Janelle Monáe se libère

Et elle a une autre rumeur à confirmer. « Être une femme noire queer en Amérique », dit-elle en prenant une inspiration pour faire son coming out, « quelqu’un qui a eu des relations avec des hommes et des femmes – je me considère comme un enculé libre ». Elle s’est d’abord identifiée comme bisexuelle, précise-t-elle, « mais plus tard, j’ai lu des choses sur la pansexualité et je me suis dit : « Oh, ce sont des choses auxquelles je m’identifie aussi ». Je suis ouverte à en apprendre davantage sur qui je suis. »
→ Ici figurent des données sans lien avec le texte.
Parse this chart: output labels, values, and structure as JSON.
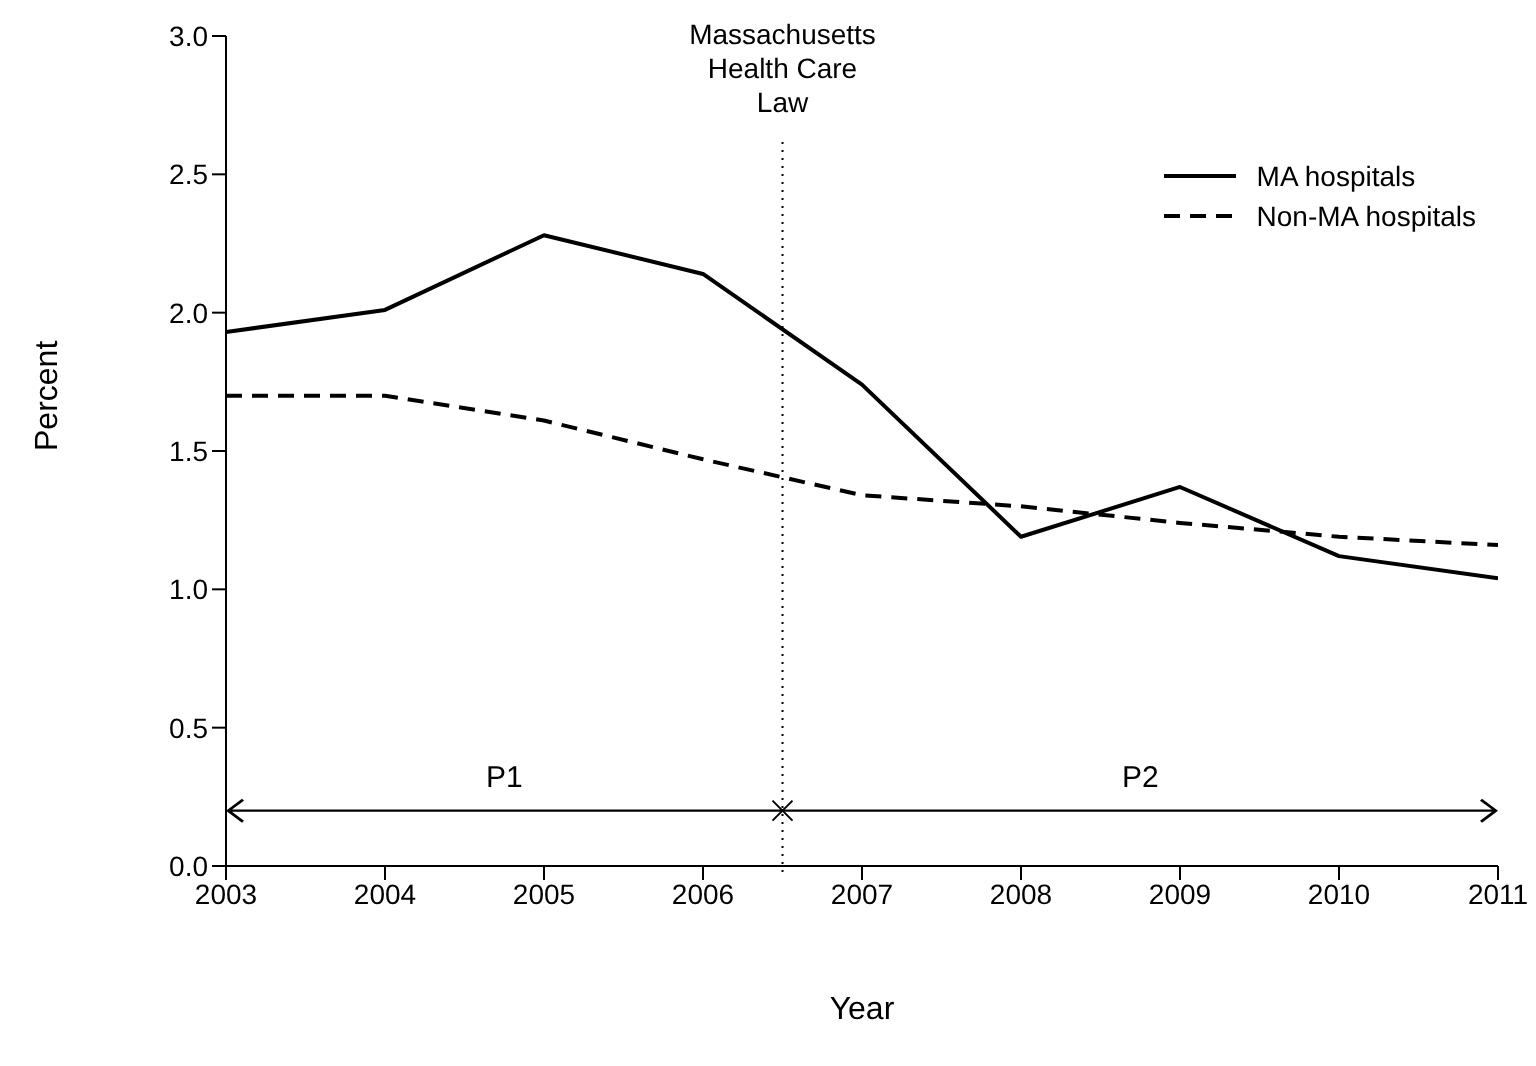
{
  "chart_data": {
    "type": "line",
    "xlabel": "Year",
    "ylabel": "Percent",
    "x": [
      2003,
      2004,
      2005,
      2006,
      2007,
      2008,
      2009,
      2010,
      2011
    ],
    "series": [
      {
        "name": "MA hospitals",
        "color": "#000000",
        "line_style": "solid",
        "values": [
          1.93,
          2.01,
          2.28,
          2.14,
          1.74,
          1.19,
          1.37,
          1.12,
          1.04
        ]
      },
      {
        "name": "Non-MA hospitals",
        "color": "#000000",
        "line_style": "dashed",
        "values": [
          1.7,
          1.7,
          1.61,
          1.47,
          1.34,
          1.3,
          1.24,
          1.19,
          1.16
        ]
      }
    ],
    "xlim": [
      2003,
      2011
    ],
    "xticks": [
      2003,
      2004,
      2005,
      2006,
      2007,
      2008,
      2009,
      2010,
      2011
    ],
    "ylim": [
      0,
      3
    ],
    "yticks": [
      {
        "value": 0,
        "label": "0.0"
      },
      {
        "value": 0.5,
        "label": "0.5"
      },
      {
        "value": 1,
        "label": "1.0"
      },
      {
        "value": 1.5,
        "label": "1.5"
      },
      {
        "value": 2,
        "label": "2.0"
      },
      {
        "value": 2.5,
        "label": "2.5"
      },
      {
        "value": 3,
        "label": "3.0"
      }
    ],
    "ref_lines": [
      {
        "axis": "x",
        "value": 2006.5,
        "label": "Massachusetts\nHealth Care\nLaw",
        "line_style": "dotted",
        "color": "#000000"
      }
    ],
    "annotations": [
      "P1",
      "P2"
    ],
    "grid": false,
    "legend": "top right",
    "marker": "none"
  }
}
C’est une jolie combinaison spatiale qu’elle porte, un artefact blanc de la NASA bien ajusté, complet avec un patch « commandant » sur un bras et un drapeau américain sur l’autre. Elle l’a enfilé sans aucune raison – il n’y a aucune caméra en vue – alors qu’elle se prélasse dans le Wondaland. Cette tenue est un vestige, peut-être, du personnage androïde, connu sous le nom de Cindi Mayweather, qu’elle nous a nourri pendant toutes ces années : un robot messianique et révolutionnaire qui est tombé amoureux d’une humaine et a juré de libérer le reste des androïdes.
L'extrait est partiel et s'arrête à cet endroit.